Re: [PATCH 01/14] x86/cqm: Intel Resource Monitoring Documentation

From: Shivappa Vikas
Date: Wed Dec 28 2016 - 15:09:06 EST

On Tue, 27 Dec 2016, David Carrillo-Cisneros wrote:

On Tue, Dec 27, 2016 at 3:10 PM, Andi Kleen <andi@xxxxxxxxxxxxxx> wrote:
On Tue, Dec 27, 2016 at 01:33:46PM -0800, David Carrillo-Cisneros wrote:
When using one intel_cmt/llc_occupancy/ cgroup perf_event in one CPU, the
avg time to do __perf_event_task_sched_out + __perf_event_task_sched_in is

most of the time is spend in cgroup ctx switch (~1120ns) .

When using continuous monitoring in CQM driver, the avg time to
find the rmid to write inside of pqr_context switch is ~16ns

Note that this excludes the MSR write. It's only the overhead of
finding the RMID
to write in PQR_ASSOC. Both paths call the same routine to find the
RMID, so there are
about 1100 ns of overhead in perf_cgroup_switch.
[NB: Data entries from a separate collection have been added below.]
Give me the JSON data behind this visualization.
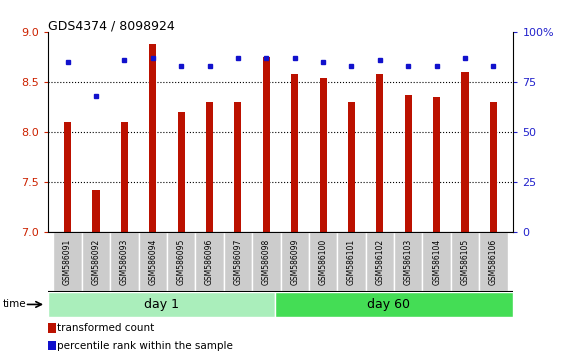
{
  "title": "GDS4374 / 8098924",
  "samples": [
    "GSM586091",
    "GSM586092",
    "GSM586093",
    "GSM586094",
    "GSM586095",
    "GSM586096",
    "GSM586097",
    "GSM586098",
    "GSM586099",
    "GSM586100",
    "GSM586101",
    "GSM586102",
    "GSM586103",
    "GSM586104",
    "GSM586105",
    "GSM586106"
  ],
  "bar_values": [
    8.1,
    7.42,
    8.1,
    8.88,
    8.2,
    8.3,
    8.3,
    8.75,
    8.58,
    8.54,
    8.3,
    8.58,
    8.37,
    8.35,
    8.6,
    8.3
  ],
  "dot_values": [
    85,
    68,
    86,
    87,
    83,
    83,
    87,
    87,
    87,
    85,
    83,
    86,
    83,
    83,
    87,
    83
  ],
  "day1_samples": 8,
  "day60_samples": 8,
  "ylim_left": [
    7,
    9
  ],
  "ylim_right": [
    0,
    100
  ],
  "yticks_left": [
    7,
    7.5,
    8,
    8.5,
    9
  ],
  "yticks_right": [
    0,
    25,
    50,
    75,
    100
  ],
  "bar_color": "#bb1100",
  "dot_color": "#1111cc",
  "bar_bottom": 7,
  "day1_color": "#aaeebb",
  "day60_color": "#44dd55",
  "label_bg_color": "#cccccc",
  "legend_bar_label": "transformed count",
  "legend_dot_label": "percentile rank within the sample",
  "time_label": "time",
  "day1_label": "day 1",
  "day60_label": "day 60",
  "grid_vals": [
    7.5,
    8.0,
    8.5
  ]
}
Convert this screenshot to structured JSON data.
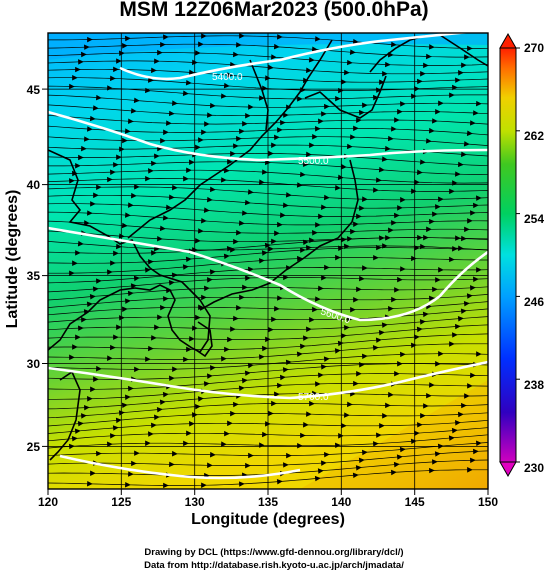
{
  "title": "MSM 12Z06Mar2023 (500.0hPa)",
  "x_axis": {
    "label": "Longitude (degrees)",
    "ticks": [
      "120",
      "125",
      "130",
      "135",
      "140",
      "145",
      "150"
    ]
  },
  "y_axis": {
    "label": "Latitude  (degrees)",
    "ticks": [
      "25",
      "30",
      "35",
      "40",
      "45"
    ]
  },
  "colorbar": {
    "ticks": [
      "230",
      "238",
      "246",
      "254",
      "262",
      "270"
    ],
    "min": 230,
    "max": 270
  },
  "contours": [
    {
      "label": "5400.0"
    },
    {
      "label": "5500.0"
    },
    {
      "label": "5600.0"
    },
    {
      "label": "5700.0"
    }
  ],
  "credits": {
    "line1": "Drawing by DCL (https://www.gfd-dennou.org/library/dcl/)",
    "line2": "Data from http://database.rish.kyoto-u.ac.jp/arch/jmadata/"
  },
  "map_data": {
    "lon_range": [
      120,
      150
    ],
    "lat_range": [
      22.4,
      47.6
    ],
    "quantity": "temperature (K) shaded, geopotential height contours, wind streamlines"
  }
}
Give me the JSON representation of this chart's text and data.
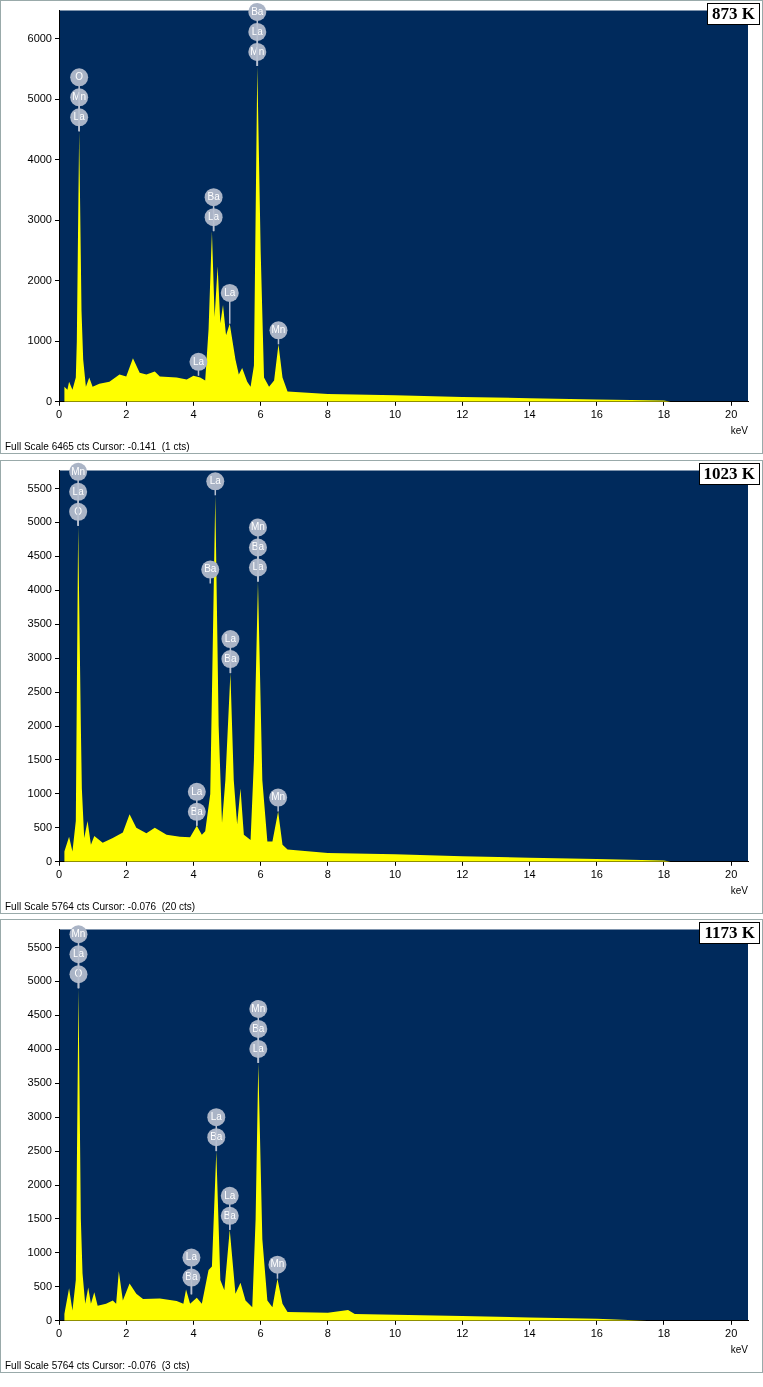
{
  "chart_data": [
    {
      "type": "area",
      "title": "873 K",
      "xlabel": "keV",
      "color": "#ffff00",
      "xlim": [
        0,
        20.5
      ],
      "xticks": [
        0,
        2,
        4,
        6,
        8,
        10,
        12,
        14,
        16,
        18,
        20
      ],
      "ylim": [
        0,
        6465
      ],
      "yticks": [
        0,
        1000,
        2000,
        3000,
        4000,
        5000,
        6000
      ],
      "legend": false,
      "grid": false,
      "x": [
        0.15,
        0.16,
        0.25,
        0.3,
        0.4,
        0.5,
        0.53,
        0.6,
        0.67,
        0.72,
        0.8,
        0.9,
        1.0,
        1.2,
        1.5,
        1.8,
        2.0,
        2.2,
        2.4,
        2.6,
        2.85,
        3.0,
        3.5,
        3.8,
        4.0,
        4.2,
        4.35,
        4.45,
        4.55,
        4.63,
        4.72,
        4.8,
        4.88,
        4.97,
        5.08,
        5.25,
        5.35,
        5.45,
        5.6,
        5.7,
        5.8,
        5.9,
        6.0,
        6.1,
        6.25,
        6.4,
        6.53,
        6.65,
        6.8,
        8,
        10,
        12,
        14,
        16,
        18,
        18.2
      ],
      "values": [
        0,
        250,
        200,
        330,
        200,
        400,
        1000,
        4470,
        1500,
        700,
        250,
        400,
        250,
        300,
        330,
        450,
        420,
        720,
        480,
        450,
        500,
        420,
        400,
        370,
        430,
        400,
        350,
        1200,
        2820,
        1400,
        2240,
        1300,
        1600,
        1100,
        1290,
        700,
        450,
        560,
        330,
        250,
        600,
        5550,
        2500,
        400,
        250,
        350,
        950,
        400,
        170,
        130,
        110,
        80,
        60,
        40,
        20,
        0
      ],
      "annotations": [
        "Full Scale 6465 cts Cursor: -0.141  (1 cts)",
        {
          "text": "La",
          "x": 0.6,
          "y": 4470
        },
        {
          "text": "Mn",
          "x": 0.6,
          "y": 4470
        },
        {
          "text": "O",
          "x": 0.6,
          "y": 4470
        },
        {
          "text": "La",
          "x": 4.15,
          "y": 430
        },
        {
          "text": "La",
          "x": 4.6,
          "y": 2820
        },
        {
          "text": "Ba",
          "x": 4.6,
          "y": 2820
        },
        {
          "text": "La",
          "x": 5.08,
          "y": 1290
        },
        {
          "text": "Mn",
          "x": 5.9,
          "y": 5550
        },
        {
          "text": "La",
          "x": 5.9,
          "y": 5550
        },
        {
          "text": "Ba",
          "x": 5.9,
          "y": 5550
        },
        {
          "text": "Mn",
          "x": 6.53,
          "y": 950
        }
      ]
    },
    {
      "type": "area",
      "title": "1023 K",
      "xlabel": "keV",
      "color": "#ffff00",
      "xlim": [
        0,
        20.5
      ],
      "xticks": [
        0,
        2,
        4,
        6,
        8,
        10,
        12,
        14,
        16,
        18,
        20
      ],
      "ylim": [
        0,
        5764
      ],
      "yticks": [
        0,
        500,
        1000,
        1500,
        2000,
        2500,
        3000,
        3500,
        4000,
        4500,
        5000,
        5500
      ],
      "legend": false,
      "grid": false,
      "x": [
        0.15,
        0.16,
        0.3,
        0.4,
        0.5,
        0.57,
        0.65,
        0.68,
        0.75,
        0.85,
        0.95,
        1.05,
        1.3,
        1.6,
        1.9,
        2.1,
        2.3,
        2.6,
        2.85,
        3.2,
        3.6,
        3.9,
        4.1,
        4.25,
        4.35,
        4.5,
        4.65,
        4.75,
        4.85,
        4.95,
        5.1,
        5.2,
        5.3,
        5.4,
        5.5,
        5.7,
        5.8,
        5.92,
        6.05,
        6.2,
        6.35,
        6.52,
        6.65,
        6.8,
        8,
        10,
        12,
        14,
        16,
        18,
        18.2
      ],
      "values": [
        0,
        150,
        370,
        150,
        600,
        4950,
        2000,
        1080,
        350,
        600,
        250,
        380,
        280,
        350,
        430,
        700,
        500,
        420,
        500,
        400,
        370,
        360,
        530,
        400,
        450,
        1000,
        5400,
        2000,
        570,
        1200,
        2780,
        1200,
        550,
        1080,
        400,
        320,
        1500,
        4130,
        1200,
        300,
        300,
        740,
        250,
        180,
        130,
        110,
        80,
        60,
        40,
        20,
        0
      ],
      "annotations": [
        "Full Scale 5764 cts Cursor: -0.076  (20 cts)",
        {
          "text": "O",
          "x": 0.57,
          "y": 4950
        },
        {
          "text": "La",
          "x": 0.57,
          "y": 4950
        },
        {
          "text": "Mn",
          "x": 0.57,
          "y": 4950
        },
        {
          "text": "Ba",
          "x": 4.1,
          "y": 530
        },
        {
          "text": "La",
          "x": 4.1,
          "y": 530
        },
        {
          "text": "Ba",
          "x": 4.5,
          "y": 4100
        },
        {
          "text": "La",
          "x": 4.65,
          "y": 5400
        },
        {
          "text": "Ba",
          "x": 5.1,
          "y": 2780
        },
        {
          "text": "La",
          "x": 5.1,
          "y": 2780
        },
        {
          "text": "La",
          "x": 5.92,
          "y": 4130
        },
        {
          "text": "Ba",
          "x": 5.92,
          "y": 4130
        },
        {
          "text": "Mn",
          "x": 5.92,
          "y": 4130
        },
        {
          "text": "Mn",
          "x": 6.52,
          "y": 740
        }
      ]
    },
    {
      "type": "area",
      "title": "1173 K",
      "xlabel": "keV",
      "color": "#ffff00",
      "xlim": [
        0,
        20.5
      ],
      "xticks": [
        0,
        2,
        4,
        6,
        8,
        10,
        12,
        14,
        16,
        18,
        20
      ],
      "ylim": [
        0,
        5764
      ],
      "yticks": [
        0,
        500,
        1000,
        1500,
        2000,
        2500,
        3000,
        3500,
        4000,
        4500,
        5000,
        5500
      ],
      "legend": false,
      "grid": false,
      "x": [
        0.15,
        0.16,
        0.3,
        0.4,
        0.5,
        0.58,
        0.65,
        0.7,
        0.78,
        0.87,
        0.95,
        1.05,
        1.15,
        1.4,
        1.6,
        1.7,
        1.78,
        1.9,
        2.1,
        2.3,
        2.5,
        3.0,
        3.5,
        3.7,
        3.78,
        3.9,
        4.1,
        4.25,
        4.45,
        4.55,
        4.68,
        4.8,
        4.92,
        5.08,
        5.25,
        5.4,
        5.55,
        5.75,
        5.85,
        5.93,
        6.05,
        6.2,
        6.35,
        6.5,
        6.65,
        6.8,
        8,
        8.6,
        8.8,
        10,
        12,
        14,
        16,
        17.5
      ],
      "values": [
        0,
        100,
        480,
        150,
        600,
        4900,
        1500,
        700,
        250,
        490,
        250,
        420,
        220,
        250,
        300,
        250,
        730,
        300,
        550,
        400,
        320,
        330,
        290,
        250,
        460,
        250,
        340,
        250,
        750,
        800,
        2500,
        600,
        450,
        1340,
        400,
        560,
        300,
        200,
        1500,
        3800,
        1200,
        300,
        200,
        620,
        250,
        130,
        120,
        160,
        100,
        90,
        70,
        50,
        30,
        0
      ],
      "annotations": [
        "Full Scale 5764 cts Cursor: -0.076  (3 cts)",
        {
          "text": "O",
          "x": 0.58,
          "y": 4900
        },
        {
          "text": "La",
          "x": 0.58,
          "y": 4900
        },
        {
          "text": "Mn",
          "x": 0.58,
          "y": 4900
        },
        {
          "text": "Ba",
          "x": 3.94,
          "y": 390
        },
        {
          "text": "La",
          "x": 3.94,
          "y": 390
        },
        {
          "text": "Ba",
          "x": 4.68,
          "y": 2500
        },
        {
          "text": "La",
          "x": 4.68,
          "y": 2500
        },
        {
          "text": "Ba",
          "x": 5.08,
          "y": 1340
        },
        {
          "text": "La",
          "x": 5.08,
          "y": 1340
        },
        {
          "text": "La",
          "x": 5.93,
          "y": 3800
        },
        {
          "text": "Ba",
          "x": 5.93,
          "y": 3800
        },
        {
          "text": "Mn",
          "x": 5.93,
          "y": 3800
        },
        {
          "text": "Mn",
          "x": 6.5,
          "y": 620
        }
      ]
    }
  ]
}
By inspection I assume most
of it comes from iterating over the pmu list.

Do Kan's pmu list patches help?

I think these are independent problems. Kan's patches aim to reduce the overhead
of multiples events in the same task context. The overhead numbers I posted
measure only _one_ event in the cpu's context.

Or is there some other overhead other than the MSR write
you're concerned about?

No, that problem is solved with the PQR software cache introduced in the series.

So it's already fixed?

Sort of, with PQR sw cache there is only one write to MSR and is only
when either the
RMID or the CLOSID actually changes.

How much is the cost with your cache?

If there is no change on CLOSID or RMID, the hook and comparison takes
about 60 ns.
If there is a change, the write to the MSR + other overhead is about
610 ns (dominated by the MSR write).

We measured the MSR read and write we measured were close to 250 - 300 cycles. The issue was even the read was as costly which is why the caching helps as it avoids all reads. The grouping of RMIds using cgroup and
multiple events etc helps the cache because it increases the hit probability.
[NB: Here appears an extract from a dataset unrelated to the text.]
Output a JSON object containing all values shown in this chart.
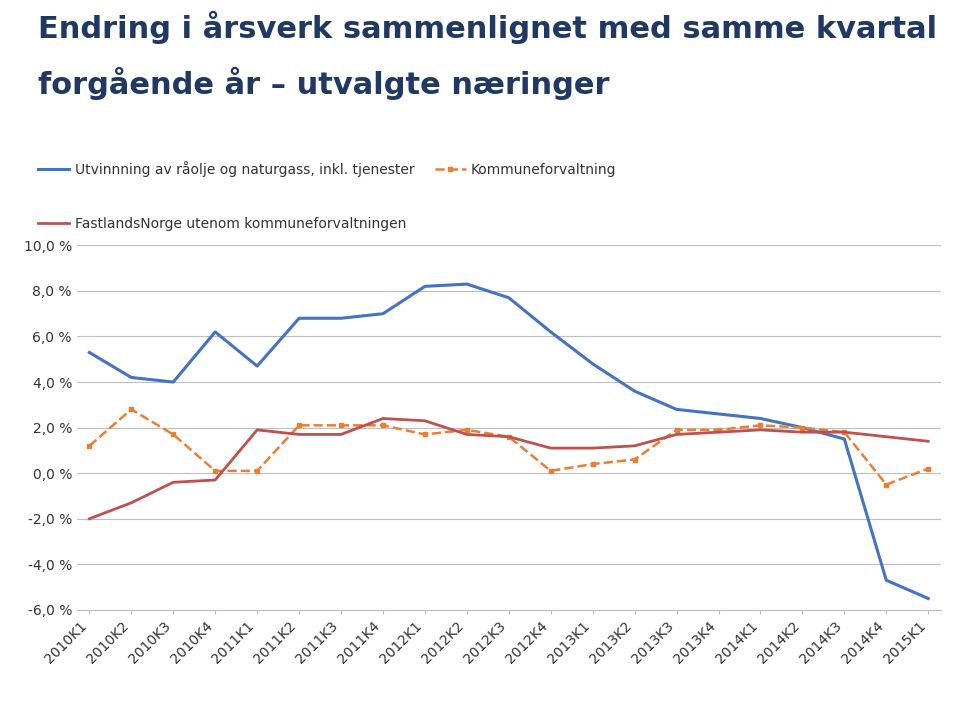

Perhaps some optimization could be done in the code to make it faster,
then the new interface wouldn't be needed.

There are some. One in my list is to create a list of pmus with at
least one cgroup event
and use it to iterate over in perf_cgroup_switch, instead of using the
"pmus" list.
The pmus list has grown a lot recently with the addition of all the uncore pmus.

Kan's patches above already do that I believe.

see previous answer.

Despite this optimization, it's unlikely that the whole sched_out +
sched_in gets that
close to the 15 ns of the non perf_event approach.
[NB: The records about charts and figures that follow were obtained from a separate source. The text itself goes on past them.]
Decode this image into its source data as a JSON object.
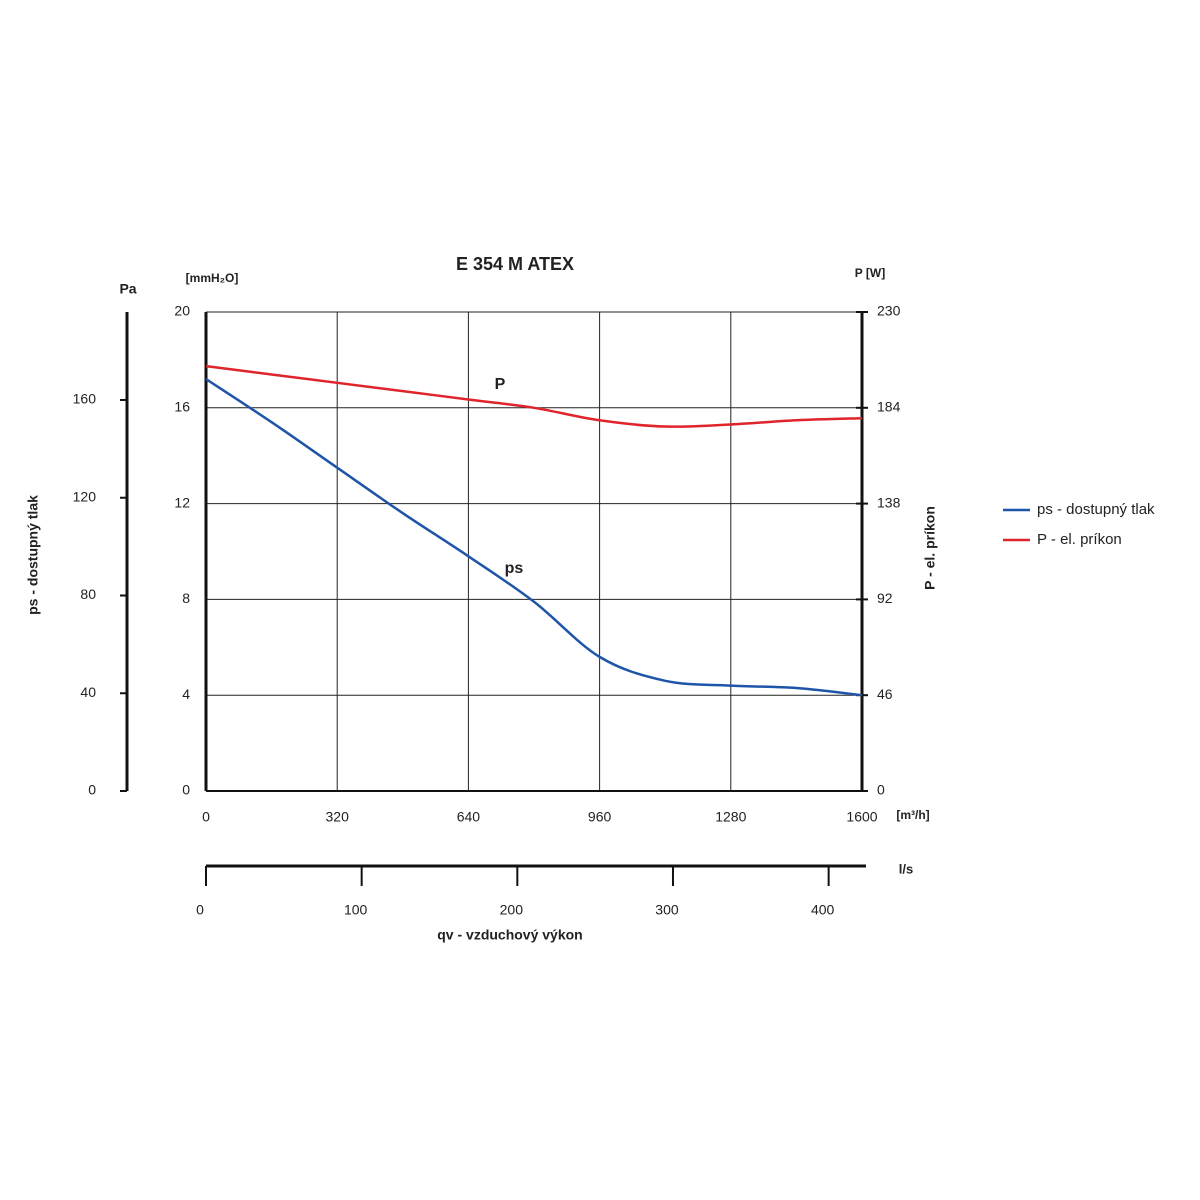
{
  "chart_data": {
    "type": "line",
    "title": "E 354 M ATEX",
    "ylabel_unit": "[mmH₂O]",
    "y2label_unit": "P [W]",
    "xlabel_unit": "[m³/h]",
    "ylabel": "ps - dostupný tlak",
    "y2label": "P - el. príkon",
    "x": [
      0,
      160,
      320,
      480,
      640,
      800,
      960,
      1120,
      1280,
      1440,
      1600
    ],
    "xlim": [
      0,
      1600
    ],
    "xticks": [
      0,
      320,
      640,
      960,
      1280,
      1600
    ],
    "ylim": [
      0,
      20
    ],
    "yticks": [
      0,
      4,
      8,
      12,
      16,
      20
    ],
    "y2lim": [
      0,
      230
    ],
    "y2ticks": [
      0,
      46,
      92,
      138,
      184,
      230
    ],
    "grid": true,
    "legend": "right",
    "series": [
      {
        "name": "ps - dostupný tlak",
        "color": "#1f55a8",
        "values": [
          17.2,
          15.4,
          13.5,
          11.6,
          9.8,
          7.9,
          5.6,
          4.6,
          4.4,
          4.3,
          4.0
        ]
      },
      {
        "name": "P - el. príkon",
        "color": "#e0242b",
        "axis": "y2",
        "values": [
          204,
          200,
          196,
          192,
          188,
          184,
          178,
          175,
          176,
          178,
          179
        ]
      }
    ],
    "annotations": [
      "ps",
      "P"
    ],
    "pa_axis": {
      "label": "Pa",
      "lim": [
        0,
        196
      ],
      "ticks": [
        0,
        40,
        80,
        120,
        160
      ]
    },
    "ls_axis": {
      "label": "l/s",
      "lim": [
        0,
        424
      ],
      "ticks": [
        0,
        100,
        200,
        300,
        400
      ],
      "title": "qv - vzduchový výkon"
    }
  }
}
It would be good to see how close we can get. I assume
there is more potential for optimizations and fast pathing.

I will work on the optimization I described earlier that avoids iterating
over all pmus on the cgroup switch. That should take the bulk of the
overhead, but still more work will probably be needed to get close to the
15ns overhead.

This seems best option as its more generic so we really dont need our event specific change and adding a file interface which wasnt liked by Peterz/Andi anyways.
Will remove/clean up the continuos monitoring parts and resend the series.